Advanced Interconnects Yield Line Rate Speeds for 5G MEC
The holy grail for purveyors of live entertainment and sporting events is creating more immersive, virtual experiences for audiences and fans. And 5G will play an important role in making it happen—but new network infrastructure will be required.
In many cases, this new infrastructure will be based on multiaccess edge computing (MEC), an ETSI standard that moves networking, compute, storage, security, and other resources closer to the edge. With 5G’s orders of magnitude more bandwidth, plus the ability to tap real-time radio access network information—MECs are poised to deliver lower-latency service than any equivalent degree of cloud processing.
The key advantage of an MEC architecture is that it removes edge applications’ reliance on distant clouds or data centers. In the process, it reduces latency, improves the performance of high-bandwidth applications, and minimizes data transmission costs. According to Benjamin Wang, Director of Marketing at AEWIN Technologies, a networking platforms provider, that’s not the full scope of the potential cost savings.
“MEC sits really close to the 5G base stations,” says Wang. “If you have a powerful-enough system, you can actually integrate the 5G DU (distributed unit) directly along with the MEC stack. That reduces the network infrastructure requirement, saving money for everybody.”

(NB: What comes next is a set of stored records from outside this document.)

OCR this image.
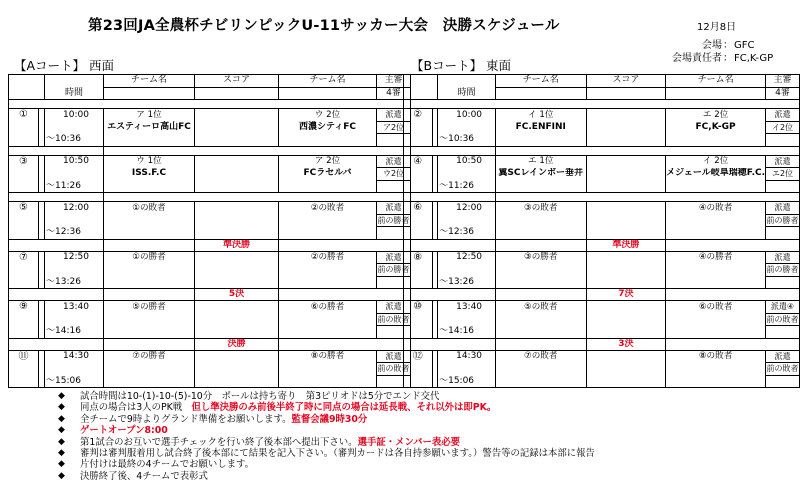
第23回JA全農杯チビリンピックU-11サッカー大会　決勝スケジュール	12月8日
会場：GFC
会場責任者：FC,K-GP
【Aコート】 西面	【Bコート】 東面
			チーム名	スコア	チーム名	主審
		時間				4審

①		10:00	ア 1位		ウ 2位	派遣
			エスティーロ高山FC		西濃シティFC	ア2位
		～10:36				

③		10:50	ウ 1位		ア 2位	派遣
			ISS.F.C		FCラセルバ	ウ2位
		～11:26				

⑤		12:00	①の敗者		②の敗者	派遣
						前の勝者
		～12:36				
				準決勝		
⑦		12:50	①の勝者		②の勝者	派遣
						前の勝者
		～13:26				
				5決		
⑨		13:40	⑤の勝者		⑥の勝者	派遣
						前の敗者
		～14:16				
				決勝		
⑪		14:30	⑦の勝者		⑧の勝者	派遣
						前の敗者
		～15:06				
			チーム名	スコア	チーム名	主審
		時間				4審

②		10:00	イ 1位		エ 2位	派遣
			FC.ENFINI		FC,K-GP	イ2位
		～10:36				

④		10:50	エ 1位		イ 2位	派遣
			翼SCレインボー垂井		メジェール岐阜瑞穂F.C.	エ2位
		～11:26				

⑥		12:00	③の敗者		④の敗者	派遣
						前の勝者
		～12:36				
				準決勝		
⑧		12:50	③の勝者		④の勝者	派遣
						前の勝者
		～13:26				
				7決		
⑩		13:40	⑤の敗者		⑥の敗者	派遣④
						前の敗者
		～14:16				
				3決		
⑫		14:30	⑦の敗者		⑧の敗者	派遣
						前の敗者
		～15:06				
◆ 試合時間は10-(1)-10-(5)-10分　ボールは持ち寄り　第3ピリオドは5分でエンド交代
◆ 同点の場合は3人のPK戦　但し準決勝のみ前後半終了時に同点の場合は延長戦、それ以外は即PK。
◆ 全チームで9時よりグランド準備をお願いします。監督会議9時30分
◆ ゲートオープン8:00
◆ 第1試合のお互いで選手チェックを行い終了後本部へ提出下さい。選手証・メンバー表必要
◆ 審判は審判服着用し試合終了後本部にて結果を記入下さい。（審判カードは各自持参願います。）警告等の記録は本部に報告
◆ 片付けは最終の4チームでお願いします。
◆ 決勝終了後、4チームで表彰式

I/O Bound: Improving Interconnects for Edge Network Enablement
So what do these “powerful-enough” systems look like, and how will they differ from traditional networking equipment to meet the demands of 5G MEC?
With MEC equipment expected to deliver the capabilities of a small data center, multi-core multiprocessor systems like the AEWIN Technologies SCB-1932 network appliance are a must. The AEWIN appliance, which can pair with other platforms in a telco server rack, supports dual 3rd generation Intel® Xeon® Scalable processors (previously called Ice Lake-SP) with up to 40 CPU cores.
But with all of the data passing back and forth between 5G vRAN workloads or virtualized network functions like firewalls, aggregators, and routers on an MEC platform, the performance bottleneck usually isn’t processing performance. Often, it is the chip-to-chip and rack-to-rack interconnects used to shuttle information between processors that share virtualized workloads and/or execute interdependent processes and applications.
MECs are poised to deliver lower-latency service than any equivalent degree of #cloud processing. @IPC_aewin via @insightdottech
Until 2017, the Intel® QuickPath Interconnect (Intel® QPI) was used in multiprocessor systems to transfer data between sockets. But today’s 100 Gigabit per second Ethernet (GbE) and faster modules quickly overwhelm QPI’s available bandwidth. The result is systems that are “I/O bound,” where ingress data is squeezed by interface limitations before it can reach the processor, which adds latency.
In response, Intel processor microarchitecture equips an upgraded socket-to-socket interface called the Intel® Ultra-Path Interconnect (Intel® UPI). The low-latency, cache-coherent UPI nearly doubles the speed of QPI to up to 11.2 GTps, or a full-duplex bandwidth 41.6 GBps.
But Intel UPI solves only the chip-to-chip data transfer problem. It does not address shelf-to-shelf or rack-to-rack communications. That is the role of PCI Express (PCIe) 4.0, with its roughly 16 GTps throughput per lane. After putting the technology through its paces, Intel designed PCIe 4.0 into its chips starting in 2020, including the 3rd generation Xeon Scalable processors.
As a result, data in systems like the SCB-1932 can be channeled to any one of eight front access expansion bays for plug-in NVMe storage, application specific accelerators, or network expansion modules over PCIe Gen 4 (Figure 1). The platform’s eight PCIe 4.0 x8 lanes deliver data to these modules at a rate of 100 Gbps.
These modern interfaces allow systems like the SCB-1932 to keep pace with the requirements of MEC deployments, delivering near-line-rate performance in demanding applications like security and video processing.
Keep the Data Flowing, From the Bottom Up
5G performance improvements aren’t just for your average consumer: Private businesses from stadiums to medical centers to manufacturing facilities are embracing these lower latencies to support new applications and services. Use cases include anything from high-speed video streaming to augmented and virtual reality to real-time biometric authentication. All of these make life more efficient and/or enjoyable, but all of them require new levels of edge network performance.
With MEC installations on the horizon, we can expect these and other new application classes to emerge so long as equipment like the SCB-1932 can keep data flowing at low latencies. That all starts with the most fundamental connectivity technologies—processor interfaces—and works its way up.